Female robins hold their own territories in the winter and sing the same song as males this time of year.

The spring song, which can start as early as mid-December, is more powerful in males as its purpose is to attract a mate as well as defend territory. Autumn song starts after the moult, from late summer onwards and is more subdued and melancholier than the upbeat spring version.


What life would have been like for Robin Robin with her biological family

Robins have fleeting romances, defending their territory as a mated pair in summer. If the weather is mild this year your local robins could start courting each other as early as January. But breeding season doesn’t get into full swing until March.

We can’t tell how the gentle Robin Robin would have responded to an intruding robin but the sole purpose of a robin’s breast is defence. A patch of vivid orange triggers territorial behaviour and robins are known to persistently attack stuffed robins and even tufts of feathers.

As a parent, Robin Robin would have built the cup nest alone using dead leaves and moss and lined it with hair. A clutch (normally 4-6 eggs) can be 90% of a female’s body weight. So her mate brings her food during the nest building and egg laying.

Robins will desert the nest if they think it’s been discovered - best to stay clear.

Females incubate the precious eggs for 13 days and when they’ve hatched, she sometimes eats the shell for extra calcium.

Young robins are cared for up to three weeks after fledging, mostly by dad as mum will be preparing herself for the next nesting effort. Most pairs of robins will try and raise three broods of chicks a year, but some manage as many as five.

Robin Robin was lucky - only about 57 per cent of eggs become fledglings.

Despite being fiercely territorial against their own kind, robins don’t normally bother about birds of other species near their nests. In fact their parental instincts are so strong they are often spotted feeding chicks of other species.
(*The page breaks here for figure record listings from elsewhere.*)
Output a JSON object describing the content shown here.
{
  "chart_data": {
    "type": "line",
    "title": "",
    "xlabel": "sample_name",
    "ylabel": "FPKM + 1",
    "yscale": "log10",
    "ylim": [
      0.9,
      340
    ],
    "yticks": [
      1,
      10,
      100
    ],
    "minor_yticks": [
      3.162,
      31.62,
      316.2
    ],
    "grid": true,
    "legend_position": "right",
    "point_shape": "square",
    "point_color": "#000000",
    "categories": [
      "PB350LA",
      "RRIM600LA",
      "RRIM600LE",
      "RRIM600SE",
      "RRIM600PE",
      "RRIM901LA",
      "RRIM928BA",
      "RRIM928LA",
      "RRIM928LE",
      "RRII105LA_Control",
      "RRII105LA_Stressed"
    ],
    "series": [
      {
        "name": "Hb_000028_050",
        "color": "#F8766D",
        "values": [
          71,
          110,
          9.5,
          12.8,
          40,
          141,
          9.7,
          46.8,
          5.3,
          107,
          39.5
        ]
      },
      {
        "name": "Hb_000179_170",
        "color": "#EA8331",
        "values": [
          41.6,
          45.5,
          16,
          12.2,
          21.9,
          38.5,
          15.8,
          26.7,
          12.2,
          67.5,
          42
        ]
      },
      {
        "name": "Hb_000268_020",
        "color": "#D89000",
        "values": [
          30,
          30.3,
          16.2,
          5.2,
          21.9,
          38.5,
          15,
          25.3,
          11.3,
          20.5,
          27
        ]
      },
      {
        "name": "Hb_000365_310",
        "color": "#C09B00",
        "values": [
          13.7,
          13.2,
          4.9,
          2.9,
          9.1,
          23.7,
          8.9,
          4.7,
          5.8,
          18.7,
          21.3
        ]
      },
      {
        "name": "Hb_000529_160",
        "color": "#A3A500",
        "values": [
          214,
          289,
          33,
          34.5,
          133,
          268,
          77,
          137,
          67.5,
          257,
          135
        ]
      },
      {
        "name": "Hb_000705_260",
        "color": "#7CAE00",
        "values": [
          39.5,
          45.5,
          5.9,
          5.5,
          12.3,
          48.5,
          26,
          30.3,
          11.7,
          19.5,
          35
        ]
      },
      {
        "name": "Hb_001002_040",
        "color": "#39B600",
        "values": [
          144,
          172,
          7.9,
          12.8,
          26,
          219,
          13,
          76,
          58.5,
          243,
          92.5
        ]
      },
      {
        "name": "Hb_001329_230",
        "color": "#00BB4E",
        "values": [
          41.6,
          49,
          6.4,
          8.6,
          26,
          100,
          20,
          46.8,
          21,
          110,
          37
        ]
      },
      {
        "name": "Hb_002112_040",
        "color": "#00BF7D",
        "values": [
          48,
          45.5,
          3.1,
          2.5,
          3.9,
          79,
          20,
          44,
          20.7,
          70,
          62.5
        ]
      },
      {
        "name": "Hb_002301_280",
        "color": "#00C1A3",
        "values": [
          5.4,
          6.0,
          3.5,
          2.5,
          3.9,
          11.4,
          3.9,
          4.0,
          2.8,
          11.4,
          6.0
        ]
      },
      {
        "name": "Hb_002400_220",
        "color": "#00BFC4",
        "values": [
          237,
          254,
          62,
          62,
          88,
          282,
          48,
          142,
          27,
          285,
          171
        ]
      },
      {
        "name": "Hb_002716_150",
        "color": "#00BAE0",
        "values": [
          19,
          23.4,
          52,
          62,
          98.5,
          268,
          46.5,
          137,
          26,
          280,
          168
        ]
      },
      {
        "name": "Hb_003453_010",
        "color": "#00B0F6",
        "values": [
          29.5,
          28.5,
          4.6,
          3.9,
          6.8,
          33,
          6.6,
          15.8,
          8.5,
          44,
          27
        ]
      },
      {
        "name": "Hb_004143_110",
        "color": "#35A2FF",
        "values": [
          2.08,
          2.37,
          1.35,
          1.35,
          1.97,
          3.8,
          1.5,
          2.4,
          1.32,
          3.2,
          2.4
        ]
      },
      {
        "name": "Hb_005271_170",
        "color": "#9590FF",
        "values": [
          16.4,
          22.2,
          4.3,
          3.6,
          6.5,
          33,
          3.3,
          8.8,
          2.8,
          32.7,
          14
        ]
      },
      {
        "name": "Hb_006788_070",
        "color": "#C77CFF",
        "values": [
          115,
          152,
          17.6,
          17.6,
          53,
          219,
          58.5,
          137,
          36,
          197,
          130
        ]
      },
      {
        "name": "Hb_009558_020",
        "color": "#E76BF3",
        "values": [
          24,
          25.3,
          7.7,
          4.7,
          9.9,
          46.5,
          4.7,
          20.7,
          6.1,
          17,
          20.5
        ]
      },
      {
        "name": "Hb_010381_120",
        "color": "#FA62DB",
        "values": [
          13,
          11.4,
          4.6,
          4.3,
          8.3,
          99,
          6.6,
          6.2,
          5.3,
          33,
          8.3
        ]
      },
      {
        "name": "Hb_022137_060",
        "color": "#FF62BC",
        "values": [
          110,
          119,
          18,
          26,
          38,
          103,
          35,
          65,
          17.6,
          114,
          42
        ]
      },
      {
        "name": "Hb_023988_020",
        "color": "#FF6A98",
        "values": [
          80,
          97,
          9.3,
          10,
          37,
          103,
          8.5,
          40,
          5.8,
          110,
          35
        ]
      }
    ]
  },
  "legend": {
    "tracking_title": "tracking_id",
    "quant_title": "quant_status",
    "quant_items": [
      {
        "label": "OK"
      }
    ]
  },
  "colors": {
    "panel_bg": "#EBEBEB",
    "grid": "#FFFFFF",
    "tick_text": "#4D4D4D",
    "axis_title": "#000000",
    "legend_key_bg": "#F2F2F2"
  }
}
Song thrushes, blackbirds, spotted flycatchers and willow warblers are the chicks and fledglings most likely to get a surprise robin snack.

On average, robins only live a couple of years. The oldest known wild individual was 11 years, 5 months.


How to help Robin Robin's wild relatives

Winter weather can feel draining but imagine being a robin – they use up to 10% of their body weight during one cold night. Leaving out food on a bird-table can mean the difference between life and death.

Robins are omnivorous, eating everything from fruit to spiders. They like mealworms best of all.

Biscuit crumbs, dried fruit, hard cheese and stale cake will also go down well. Peanuts are more likely to be taken if they are crushed or shredded.

British robins will not enter standard nest boxes with round entrance holes, but they do like open-fronted boxes. They are famous for nesting in all kinds of unlikely locations; sheds, boots, kettles, coat pockets, under car bonnets and even on boats.


Facts about robins you'll want to tell your family and friends


Each robin has a unique breast pattern and can (with difficulty) be recognised individually.


British robins are famous for their tameness, but on the Continent they are shy and generally unapproachable.


Juvenile robins only grow the red feathers after their first moult.


British robins seldom move far from where they hatched, but many Finnish and Swedish robins migrate to the Mediterranean for the winter. 


Until the early years of the 20th century the robin was usually known as the redbreast. 


The robin is a member of the thrush family, so is related to the blackbird and the nightingale. 


The robin was declared Britain’s National Bird on December 15th, 1960. 


The first British postmen wore red coats and were nicknamed robin or redbreast.